For many years, Gandalf and Tiger Print had miraculously undertaken the work of restoring the MV Kalakaka. Originally put into service on the Puget Sound in 1935, it sported a unique, futuristic, Art Deco style that made it an instant international sensation. Sleek and chromed, the Puget Sound's “flying bird” ran the ferry route between downtown Seattle and Bremerton until 1967 when the slim waist of its car deck and its small loading doors made the Kalakala impractical for use as a modern car carrier.
The vessel was eventually sold to an Alaskan fishing company where it became a floating cannery. A role it continued in for twenty more years, even after ceasing to function as a boat at all. Run aground in Kodiak, Alaska, the Kalakala continued on in its role as a fish cannery until a succession of operators filed for bankruptcy and left her to rust, becalmed on the shore, a forgotten victim of the harsh Alaskan winters.
Then, in the year 1984, the rusting hulk of the Kalakala was again rediscovered by the world. A sculptor visiting from Seattle stumbled across the icon while on a fish trip. He resolved to rescue the old vessel and restore it, falling in love with its abused but still sleek Art Deco lines.
But it would take almost fifteen years for the sculptor to realize his dream and remove the Kalakala from the sands of its Alaskan beach. Re-floated, she was towed back to the waters of the Puget Sound. There, the work of restoring the old ferry proved elusive. For decades, well-meaning but poorly funded non-profits attempted to restore her, but failed. With various bureaucrat and financial hurdles thrown in her way, the Kalakala rusted to little more than a carcass. Bounced from mooring to mooring, she lived out an itinerant life in various ports up and down the Puget Sound. Always one philanthropist's dream away from restoration, the ferry never found the resources necessary to kick-start its rebirth. For forty years, again, the craft was almost forgotten.

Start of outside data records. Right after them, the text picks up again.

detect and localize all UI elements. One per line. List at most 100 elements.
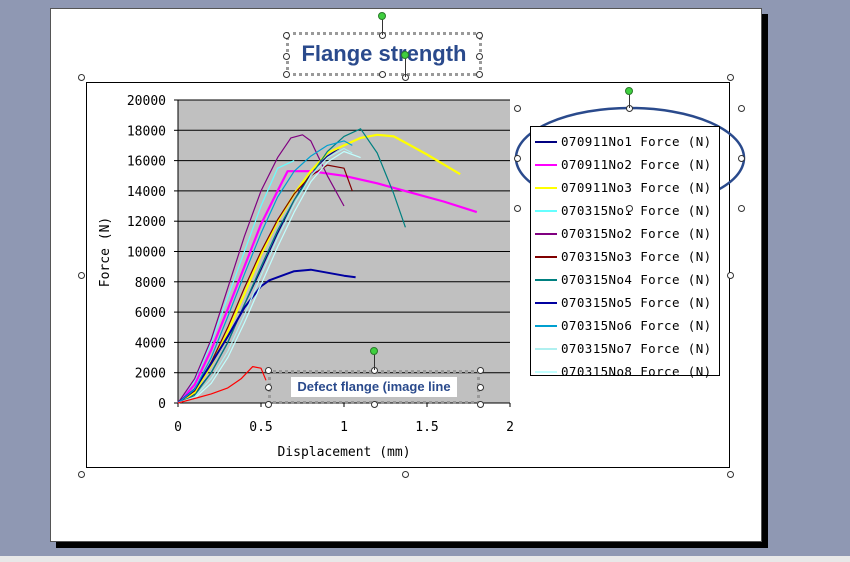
legend-item: 070315No6 Force (N) xyxy=(531,314,719,337)
series-line-2 xyxy=(177,170,478,404)
resize-handle[interactable] xyxy=(477,384,484,391)
resize-handle[interactable] xyxy=(514,155,521,162)
resize-handle[interactable] xyxy=(283,71,290,78)
resize-handle[interactable] xyxy=(738,205,745,212)
series-line-9 xyxy=(177,140,353,404)
rotate-handle[interactable] xyxy=(401,51,409,59)
x-tick-label: 1 xyxy=(340,420,348,435)
y-tick-label: 2000 xyxy=(135,367,166,382)
legend-label: 070315No1 Force (N) xyxy=(561,203,712,218)
resize-handle[interactable] xyxy=(514,205,521,212)
rotate-handle[interactable] xyxy=(370,347,378,355)
y-tick-label: 18000 xyxy=(127,124,166,139)
resize-handle[interactable] xyxy=(283,32,290,39)
resize-handle[interactable] xyxy=(514,105,521,112)
legend-label: 070315No3 Force (N) xyxy=(561,249,712,264)
legend-swatch xyxy=(535,209,557,212)
resize-handle[interactable] xyxy=(477,401,484,408)
rotate-handle-stem xyxy=(382,16,383,35)
resize-handle[interactable] xyxy=(78,74,85,81)
legend-label: 070315No2 Force (N) xyxy=(561,226,712,241)
resize-handle[interactable] xyxy=(727,272,734,279)
legend-swatch xyxy=(535,255,557,258)
legend-swatch xyxy=(535,232,557,235)
resize-handle[interactable] xyxy=(379,71,386,78)
rotate-handle[interactable] xyxy=(378,12,386,20)
y-tick-label: 16000 xyxy=(127,155,166,170)
y-tick-label: 4000 xyxy=(135,336,166,351)
page-title: Flange strength xyxy=(301,41,467,66)
series-line-7 xyxy=(177,128,406,404)
resize-handle[interactable] xyxy=(476,71,483,78)
x-tick-label: 2 xyxy=(506,420,514,435)
legend-item: 070911No3 Force (N) xyxy=(531,176,719,199)
legend-item: 070315No5 Force (N) xyxy=(531,291,719,314)
resize-handle[interactable] xyxy=(78,272,85,279)
legend-item: 070315No8 Force (N) xyxy=(531,360,719,383)
resize-handle[interactable] xyxy=(476,53,483,60)
legend-swatch xyxy=(535,163,557,166)
legend-swatch xyxy=(535,324,557,327)
chart-legend[interactable]: 070911No1 Force (N) 070911No2 Force (N) 07… xyxy=(530,126,720,379)
legend-label: 070911No1 Force (N) xyxy=(561,134,712,149)
y-tick-label: 12000 xyxy=(127,215,166,230)
resize-handle[interactable] xyxy=(265,401,272,408)
legend-item: 070315No4 Force (N) xyxy=(531,268,719,291)
x-tick-labels: 0 0.5 1 1.5 2 xyxy=(174,420,514,435)
resize-handle[interactable] xyxy=(738,105,745,112)
legend-label: 070315No8 Force (N) xyxy=(561,364,712,379)
x-tick-label: 1.5 xyxy=(415,420,438,435)
legend-label: 070315No7 Force (N) xyxy=(561,341,712,356)
x-tick-label: 0 xyxy=(174,420,182,435)
resize-handle[interactable] xyxy=(477,367,484,374)
resize-handle[interactable] xyxy=(265,367,272,374)
legend-label: 070315No6 Force (N) xyxy=(561,318,712,333)
y-tick-labels: 0 2000 4000 6000 8000 10000 12000 14000 16000 180… xyxy=(127,94,166,412)
rotate-handle-stem xyxy=(374,351,375,370)
series-line-5 xyxy=(177,134,345,404)
resize-handle[interactable] xyxy=(727,471,734,478)
legend-item: 070315No2 Force (N) xyxy=(531,222,719,245)
resize-handle[interactable] xyxy=(626,205,633,212)
status-strip xyxy=(0,556,850,562)
resize-handle[interactable] xyxy=(476,32,483,39)
y-tick-label: 20000 xyxy=(127,94,166,109)
legend-swatch xyxy=(535,278,557,281)
y-tick-label: 6000 xyxy=(135,306,166,321)
resize-handle[interactable] xyxy=(727,74,734,81)
callout-text: Defect flange (image line xyxy=(297,379,451,394)
rotate-handle[interactable] xyxy=(625,87,633,95)
resize-handle[interactable] xyxy=(78,471,85,478)
resize-handle[interactable] xyxy=(265,384,272,391)
legend-swatch xyxy=(535,186,557,189)
series-line-10 xyxy=(177,147,353,404)
legend-item: 070911No1 Force (N) xyxy=(531,130,719,153)
resize-handle[interactable] xyxy=(402,471,409,478)
legend-label: 070315No4 Force (N) xyxy=(561,272,712,287)
legend-item: 070911No2 Force (N) xyxy=(531,153,719,176)
legend-label: 070911No3 Force (N) xyxy=(561,180,712,195)
resize-handle[interactable] xyxy=(283,53,290,60)
legend-item: 070315No3 Force (N) xyxy=(531,245,719,268)
legend-swatch xyxy=(535,347,557,350)
legend-item: 070315No1 Force (N) xyxy=(531,199,719,222)
rotate-handle-stem xyxy=(629,91,630,108)
legend-swatch xyxy=(535,370,557,373)
series-lines xyxy=(177,128,478,404)
y-tick-label: 10000 xyxy=(127,246,166,261)
series-line-11 xyxy=(177,150,361,404)
resize-handle[interactable] xyxy=(371,401,378,408)
resize-handle[interactable] xyxy=(738,155,745,162)
y-tick-label: 0 xyxy=(158,397,166,412)
legend-label: 070911No2 Force (N) xyxy=(561,157,712,172)
legend-swatch xyxy=(535,140,557,143)
series-line-8 xyxy=(177,268,356,404)
legend-item: 070315No7 Force (N) xyxy=(531,337,719,360)
x-axis-label: Displacement (mm) xyxy=(277,445,410,460)
callout-textbox[interactable]: Defect flange (image line xyxy=(268,370,480,404)
series-line-12 xyxy=(177,366,267,404)
legend-label: 070315No5 Force (N) xyxy=(561,295,712,310)
callout-inner: Defect flange (image line xyxy=(291,377,457,397)
rotate-handle-stem xyxy=(405,55,406,77)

Until the birth of the Raft.
Richard Browne had been one of the Raft's earliest advocates. A self-made billionaire, he'd begun the tax resistance movement that eventually morphed into the Raft. He wasn't one of the first to flee from shore, but he was certainly the first to do so in style. Richard, after changing his name to Gandalf, purchased the derelict Kalakala from a trust for little more than the back moorage owed to the Port of Tacoma.
He began a meticulous, luxurious restoration, pouring in millions, returning the ferry to its interwar grandeur, and reconfiguring sections of its decks for use as a residence.
He spared no expense, for he knew any money he didn't take with him to the Raft would be seized to pay his tax debts. The Kalakala became the beneficiary of his billions, the store of Gandalf's wealth aboard the Raft. What money he did not spend of the ferry, rumor had it, he converted to gold and stowed away in bowel of the craft – a secret treasure room aboard the ship.
With this wealth he backed his Exchange, the online community from which the Raft eventually drew its default currency.